24 HEURES - Le samedi 17 novembre 2018

CRISE DE LA LISTÉRIA

L’industrie du fromage appelle à l’aide

26/09/2008 16h27 - Mise à jour 26/09/2008 16h34

La fromagerie Hamel au marché Jean Talon a vu sa fréquentation chuter de 20% depuis le début de la crise
Magali Morel
L’industrie québécoise du fromage appelle à l’aide. Un fromager de la Montérégie a décidé de mettre en demeure le ministère de l'Agriculture, des Pêcheries et de l'Alimentation du Québec de lui rembourser 46 000 $ pour la destruction de ses fromages et les pertes de profits causées par des mesures disproportionnées. Mais ce que les producteurs espèrent surtout, c’est une aide du gouvernement.

Ian Picard, co-propriétaire de la fromagerie Hamel au marché Jean Talon, a vu la fréquentation de son magasin chuter de 20% depuis le début de la crise. «Le 6 septembre, que l’on pourrait appeler le Samedi Noir, nous avons détruit pour 2 400 kg de fromage, soit environ 120 000 $ de marchandise, confie t-il, jamais ça n’avait eu lieu. J’ai même contacté des confrères en France, ils n’ont jamais vu ça.»

Vers un recours collectif…

Max Dubois, propriétaire de L'Échoppe des fromages, en Montérégie, soutient que par crainte d'éclosion généralisée de listériose, le ministère a agi de façon illégitime, avec abus et imprudence. Il lui reproche de ne pas avoir attendu les résultats des tests avant de détruire les produits.

Ian Picard, quant à lui, ne pense pas se lancer dans une bataille juridique. «C’est vraiment important que le gouvernement débloque une aide très rapidement pour faire face à la crise. J’ai rencontré quelques producteurs qui m’ont dit que s’ils n’obtenaient pas une aide d’ici deux semaines, ils allaient tout arrêter.»

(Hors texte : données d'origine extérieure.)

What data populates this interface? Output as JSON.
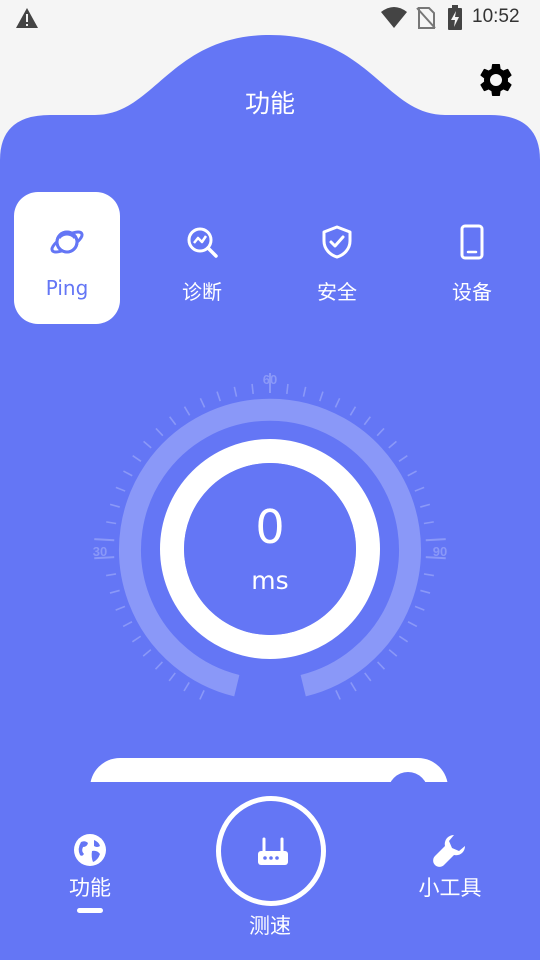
{
  "status_bar": {
    "time": "10:52",
    "icons": [
      "alert-icon",
      "wifi-icon",
      "no-sim-icon",
      "battery-charging-icon"
    ]
  },
  "header": {
    "title": "功能",
    "settings_icon": "gear-icon"
  },
  "tabs": [
    {
      "label": "Ping",
      "icon": "planet-icon",
      "active": true
    },
    {
      "label": "诊断",
      "icon": "magnify-chart-icon",
      "active": false
    },
    {
      "label": "安全",
      "icon": "shield-check-icon",
      "active": false
    },
    {
      "label": "设备",
      "icon": "phone-icon",
      "active": false
    }
  ],
  "gauge": {
    "value": "0",
    "unit": "ms",
    "scale_labels": {
      "left": "30",
      "top": "60",
      "right": "90"
    }
  },
  "bottom_nav": {
    "function_label": "功能",
    "speedtest_label": "测速",
    "tools_label": "小工具"
  },
  "colors": {
    "primary": "#6476F5",
    "ring_light": "#8A98F8",
    "white": "#FFFFFF",
    "status_bg": "#F5F5F5"
  }
}
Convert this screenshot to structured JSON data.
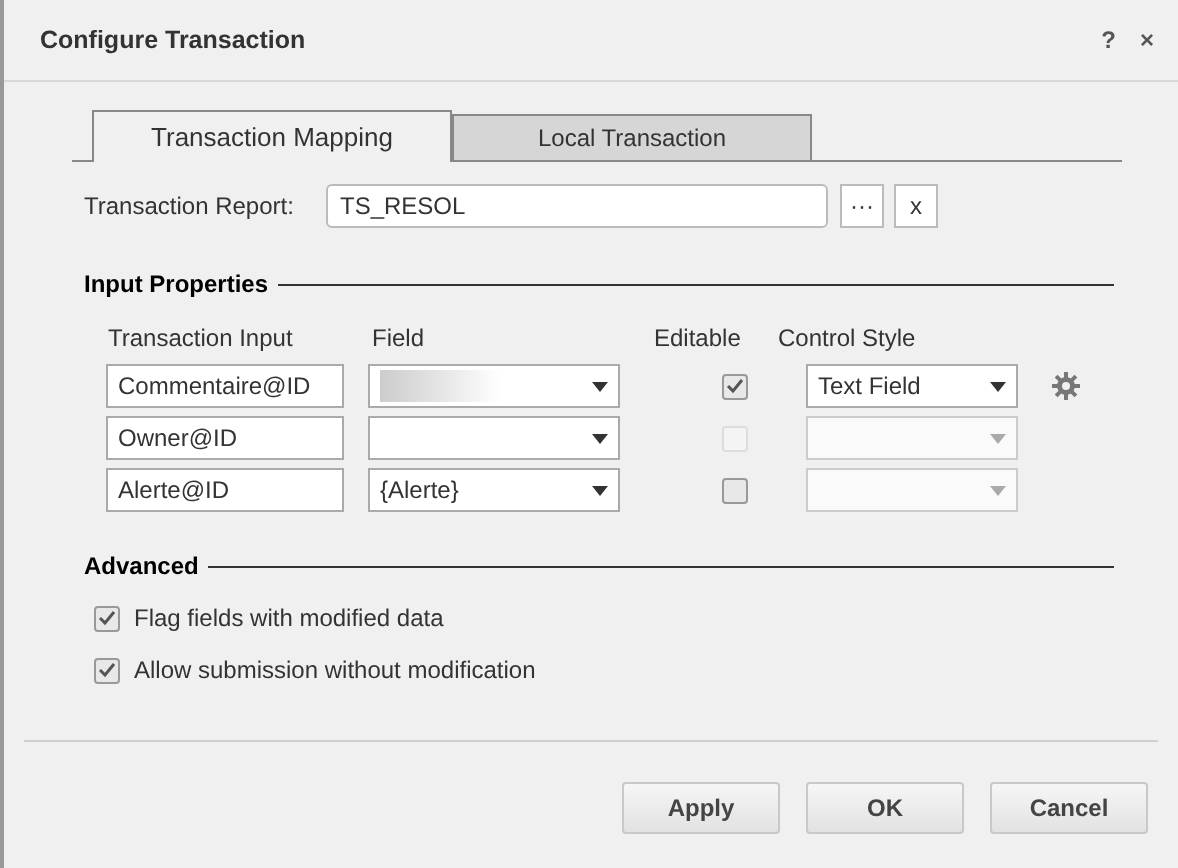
{
  "window": {
    "title": "Configure Transaction",
    "controls": [
      "?",
      "×"
    ]
  },
  "tabs": [
    {
      "label": "Transaction Mapping",
      "selected": true
    },
    {
      "label": "Local Transaction",
      "selected": false
    }
  ],
  "transaction_report": {
    "label": "Transaction Report:",
    "value": "TS_RESOL",
    "buttons": [
      "···",
      "x"
    ]
  },
  "input_properties": {
    "heading": "Input Properties",
    "columns": [
      "Transaction Input",
      "Field",
      "Editable",
      "Control Style"
    ],
    "rows": [
      {
        "input": "Commentaire@ID",
        "field_redacted": true,
        "editable": {
          "checked": true,
          "disabled": false
        },
        "control_style": {
          "value": "Text Field",
          "disabled": false
        },
        "has_settings": true
      },
      {
        "input": "Owner@ID",
        "field_redacted": false,
        "editable": {
          "checked": false,
          "disabled": true
        },
        "control_style": {
          "disabled": true
        },
        "has_settings": false
      },
      {
        "input": "Alerte@ID",
        "field": "{Alerte}",
        "field_redacted": false,
        "editable": {
          "checked": false,
          "disabled": false
        },
        "control_style": {
          "disabled": true
        },
        "has_settings": false
      }
    ]
  },
  "advanced": {
    "heading": "Advanced",
    "options": [
      {
        "label": "Flag fields with modified data",
        "checked": true
      },
      {
        "label": "Allow submission without modification",
        "checked": true
      }
    ]
  },
  "buttons": [
    "Apply",
    "OK",
    "Cancel"
  ]
}
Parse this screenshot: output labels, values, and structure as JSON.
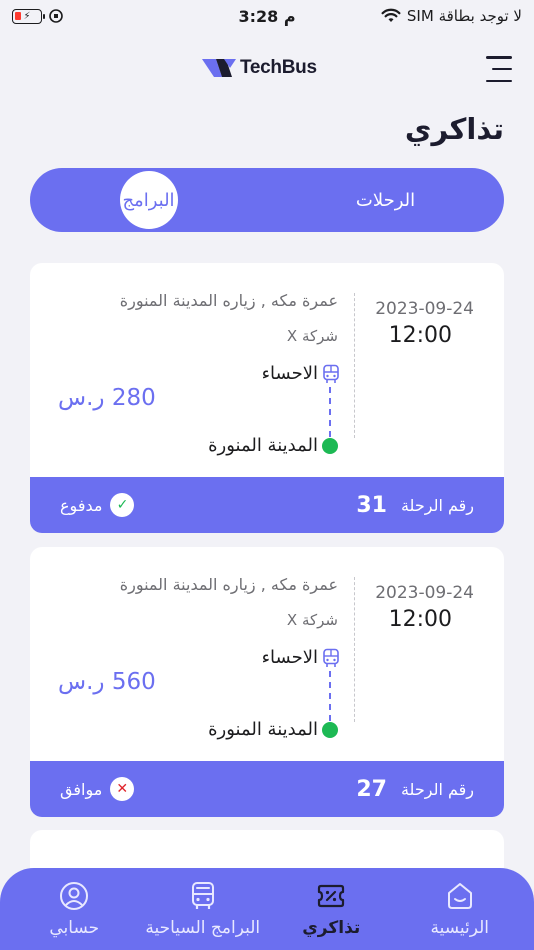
{
  "status_bar": {
    "carrier": "لا توجد بطاقة SIM",
    "time": "3:28 م"
  },
  "header": {
    "app_name": "TechBus",
    "menu_icon": "hamburger-menu-icon"
  },
  "page": {
    "title": "تذاكري"
  },
  "segment": {
    "tabs": [
      {
        "label": "الرحلات",
        "active": false
      },
      {
        "label": "البرامج",
        "active": true
      }
    ]
  },
  "tickets": [
    {
      "date": "2023-09-24",
      "time": "12:00",
      "program": "عمرة مكه , زياره المدينة المنورة",
      "company": "شركة X",
      "from": "الاحساء",
      "to": "المدينة المنورة",
      "price": "280 ر.س",
      "trip_number_label": "رقم الرحلة",
      "trip_number": "31",
      "status": "مدفوع",
      "status_icon": "check-icon"
    },
    {
      "date": "2023-09-24",
      "time": "12:00",
      "program": "عمرة مكه , زياره المدينة المنورة",
      "company": "شركة X",
      "from": "الاحساء",
      "to": "المدينة المنورة",
      "price": "560 ر.س",
      "trip_number_label": "رقم الرحلة",
      "trip_number": "27",
      "status": "موافق",
      "status_icon": "cross-icon"
    }
  ],
  "nav": {
    "items": [
      {
        "label": "الرئيسية",
        "icon": "home-icon",
        "active": false
      },
      {
        "label": "تذاكري",
        "icon": "ticket-icon",
        "active": true
      },
      {
        "label": "البرامج السياحية",
        "icon": "bus-icon",
        "active": false
      },
      {
        "label": "حسابي",
        "icon": "account-icon",
        "active": false
      }
    ]
  },
  "colors": {
    "primary": "#6b6ff0",
    "success": "#1db954",
    "danger": "#e0242b",
    "background": "#f2f2f7"
  }
}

Pour Michel Bélanger, avocat de la firme Lauzon Bélanger, «un recours collectif prendrait des années, ce qui serait beaucoup trop long pour les producteurs, et aurait en plus un coût final plus élevé qu’une intervention directe pour le gouvernement». Et d’ajouter : «il sera difficile d’attaquer le gouvernement sur le principe d’intervention car il est question de santé publique. S’ils vont en cour, ils dénonceront sûrement la façon dont les choses ont été faîtes, la précipitation à tout jeter.»

Contacté par 24 heures, le MAPAQ n’a pas souhaité commenter les éventuelles poursuites judiciaires qui pourraient avoir lieu.

… ou une aide gouvernementale ?

Par ailleurs, la Fédération québécoise des municipalités réclame un plan de sauvetage d'urgence pour ce secteur agroalimentaire d'importance pour le milieu rural. Son président, Bernard Généreux, s'est montré très critique envers le MAPAQ. «Tout à coup, il y a eu cette panique de la listériose où au nom de la santé publique tout azimut, on a mis dans l'eau de javel une partie de notre fierté», a-t-il dénoncé.

Après le discours de M. Généreux, le premier ministre Charest n'a pas fermé la porte à une intervention gouvernementale, mais s'est surtout attardé à défendre le coup de force du MAPAQ. «Il y a eu des vies de perdues. Il faut revenir aux vraies choses là, et quand on est responsable et qu'on est au gouvernement, c'est la santé et la sécurité du public qui passent en premier», a-t-il conclu.